Título: Royalties: proposta prevê que União dê mais R$1 bi
Autor: Oswald, Vivian
Fonte: O Globo, 12/10/2011, Economia, p. 21
Ideia será levada aos deputados antes de ser apresentada
BRASÍLIA e SÃO PAULO. Diante das primeiras planilhas apresentadas pelo relator do projeto da distribuição dos royalties do petróleo no Senado, Vital do Rêgo (PMDB-PB), os estados não produtores chegaram à conclusão de que a União precisaria ceder mais R$1 bilhão, além do R$1,8 bilhão com o qual o governo já havia se comprometido para viabilizar um acordo. A proposta foi discutida ontem na segunda reunião da comissão criada no Congresso para tratar dos royalties.
A ideia é que a fatia de Participação Especial do governo federal - taxa paga pelas empresas no regime de concessão, ou seja, nas áreas já licitadas - passe dos atuais 50% para 40%, e não para os 46% já aceitos pelo Executivo federal. O percentual de 40% seria transitório, de 2012 a 2018, depois voltaria a 46%.

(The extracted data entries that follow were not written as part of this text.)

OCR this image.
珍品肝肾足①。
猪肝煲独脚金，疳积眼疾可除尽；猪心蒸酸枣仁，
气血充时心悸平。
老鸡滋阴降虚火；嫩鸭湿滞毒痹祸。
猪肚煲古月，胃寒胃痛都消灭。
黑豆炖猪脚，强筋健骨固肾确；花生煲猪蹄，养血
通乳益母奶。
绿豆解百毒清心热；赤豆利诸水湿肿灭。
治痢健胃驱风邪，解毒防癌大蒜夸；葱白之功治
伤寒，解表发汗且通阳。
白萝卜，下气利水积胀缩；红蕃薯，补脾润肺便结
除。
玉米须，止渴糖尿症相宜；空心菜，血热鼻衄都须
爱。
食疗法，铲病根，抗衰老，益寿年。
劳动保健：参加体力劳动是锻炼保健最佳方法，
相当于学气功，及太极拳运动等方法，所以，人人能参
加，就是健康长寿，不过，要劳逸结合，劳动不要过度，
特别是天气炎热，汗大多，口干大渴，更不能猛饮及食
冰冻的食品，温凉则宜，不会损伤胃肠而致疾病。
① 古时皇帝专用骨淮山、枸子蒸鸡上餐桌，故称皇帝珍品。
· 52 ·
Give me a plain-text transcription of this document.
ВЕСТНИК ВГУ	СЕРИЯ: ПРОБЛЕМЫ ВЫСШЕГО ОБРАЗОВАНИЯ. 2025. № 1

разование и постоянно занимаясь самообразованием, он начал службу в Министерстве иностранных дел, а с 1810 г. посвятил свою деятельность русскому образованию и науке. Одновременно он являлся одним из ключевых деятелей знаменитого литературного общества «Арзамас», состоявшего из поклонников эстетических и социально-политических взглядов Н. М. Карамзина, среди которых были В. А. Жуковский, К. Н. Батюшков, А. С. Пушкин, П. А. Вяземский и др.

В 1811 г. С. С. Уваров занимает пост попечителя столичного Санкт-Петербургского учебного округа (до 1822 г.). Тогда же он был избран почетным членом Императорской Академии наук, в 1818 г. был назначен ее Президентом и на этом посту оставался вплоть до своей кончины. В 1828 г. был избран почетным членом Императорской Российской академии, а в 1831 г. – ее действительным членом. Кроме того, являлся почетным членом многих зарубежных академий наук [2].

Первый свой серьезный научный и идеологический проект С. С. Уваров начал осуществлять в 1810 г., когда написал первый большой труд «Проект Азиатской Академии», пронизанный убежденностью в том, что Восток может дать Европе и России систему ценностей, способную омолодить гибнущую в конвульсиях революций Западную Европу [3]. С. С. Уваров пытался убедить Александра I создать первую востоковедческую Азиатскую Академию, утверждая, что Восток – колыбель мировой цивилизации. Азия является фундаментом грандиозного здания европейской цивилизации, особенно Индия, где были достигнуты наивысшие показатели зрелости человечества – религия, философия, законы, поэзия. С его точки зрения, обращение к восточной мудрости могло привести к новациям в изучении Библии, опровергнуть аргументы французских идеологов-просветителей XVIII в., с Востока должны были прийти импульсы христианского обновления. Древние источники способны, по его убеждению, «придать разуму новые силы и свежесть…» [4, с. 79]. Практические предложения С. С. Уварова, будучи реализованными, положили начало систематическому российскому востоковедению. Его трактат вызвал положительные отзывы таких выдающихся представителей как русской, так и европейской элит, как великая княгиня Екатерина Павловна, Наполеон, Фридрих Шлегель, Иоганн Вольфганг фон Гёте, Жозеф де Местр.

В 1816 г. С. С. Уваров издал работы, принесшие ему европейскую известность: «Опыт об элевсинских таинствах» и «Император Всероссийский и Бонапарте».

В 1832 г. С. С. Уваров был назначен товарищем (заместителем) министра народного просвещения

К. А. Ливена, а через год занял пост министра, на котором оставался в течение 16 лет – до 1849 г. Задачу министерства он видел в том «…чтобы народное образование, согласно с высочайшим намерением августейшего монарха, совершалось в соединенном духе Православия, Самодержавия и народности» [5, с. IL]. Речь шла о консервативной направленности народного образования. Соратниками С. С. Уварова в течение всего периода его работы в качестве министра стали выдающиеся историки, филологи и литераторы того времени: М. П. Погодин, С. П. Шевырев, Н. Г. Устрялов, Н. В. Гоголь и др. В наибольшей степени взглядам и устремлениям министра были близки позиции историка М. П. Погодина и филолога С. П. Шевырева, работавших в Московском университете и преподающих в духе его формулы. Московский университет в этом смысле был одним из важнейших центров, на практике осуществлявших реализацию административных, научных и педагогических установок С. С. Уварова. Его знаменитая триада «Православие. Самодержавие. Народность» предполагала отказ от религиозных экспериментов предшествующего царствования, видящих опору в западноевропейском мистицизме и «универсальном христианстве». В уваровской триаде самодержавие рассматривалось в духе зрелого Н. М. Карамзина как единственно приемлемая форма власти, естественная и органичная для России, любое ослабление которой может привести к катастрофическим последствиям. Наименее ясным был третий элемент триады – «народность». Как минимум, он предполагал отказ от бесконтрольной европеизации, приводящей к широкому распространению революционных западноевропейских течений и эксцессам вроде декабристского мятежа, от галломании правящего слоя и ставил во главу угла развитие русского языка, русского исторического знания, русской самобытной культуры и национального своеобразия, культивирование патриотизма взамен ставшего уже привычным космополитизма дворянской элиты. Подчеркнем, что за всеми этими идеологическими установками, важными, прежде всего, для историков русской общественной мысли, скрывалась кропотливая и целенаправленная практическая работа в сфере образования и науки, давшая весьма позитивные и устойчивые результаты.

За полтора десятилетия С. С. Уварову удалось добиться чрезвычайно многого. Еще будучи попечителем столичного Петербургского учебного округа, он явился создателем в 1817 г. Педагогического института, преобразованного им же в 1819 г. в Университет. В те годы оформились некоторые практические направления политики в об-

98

Como este esforço adicional da União não foi conversado com o governo federal - que já havia anunciado que não abriria mão de nem mais um centavo -, os senadores dos estados não produtores devem levar a proposta aos deputados para ver se há consenso na Câmara, antes de apresentá-la formalmente.
- Não adianta trazer um projeto sem o apoio do governo que não tenha aceitação na Câmara - disse o senador Wellington Dias (PT-PI).
O líder do PP no Senado, Francisco Dornelles (RJ), e as bancadas fluminense e capixaba mantêm a posição de que não aceitam propostas que mexam com áreas já licitadas. O texto do substitutivo que está sendo discutido prevê para os estados produtores queda nos royalties de 26,25% para 20%, e de 40% para 35% na PE. Após uma transição até 2020, a parcela dos royalties subiria para 25%.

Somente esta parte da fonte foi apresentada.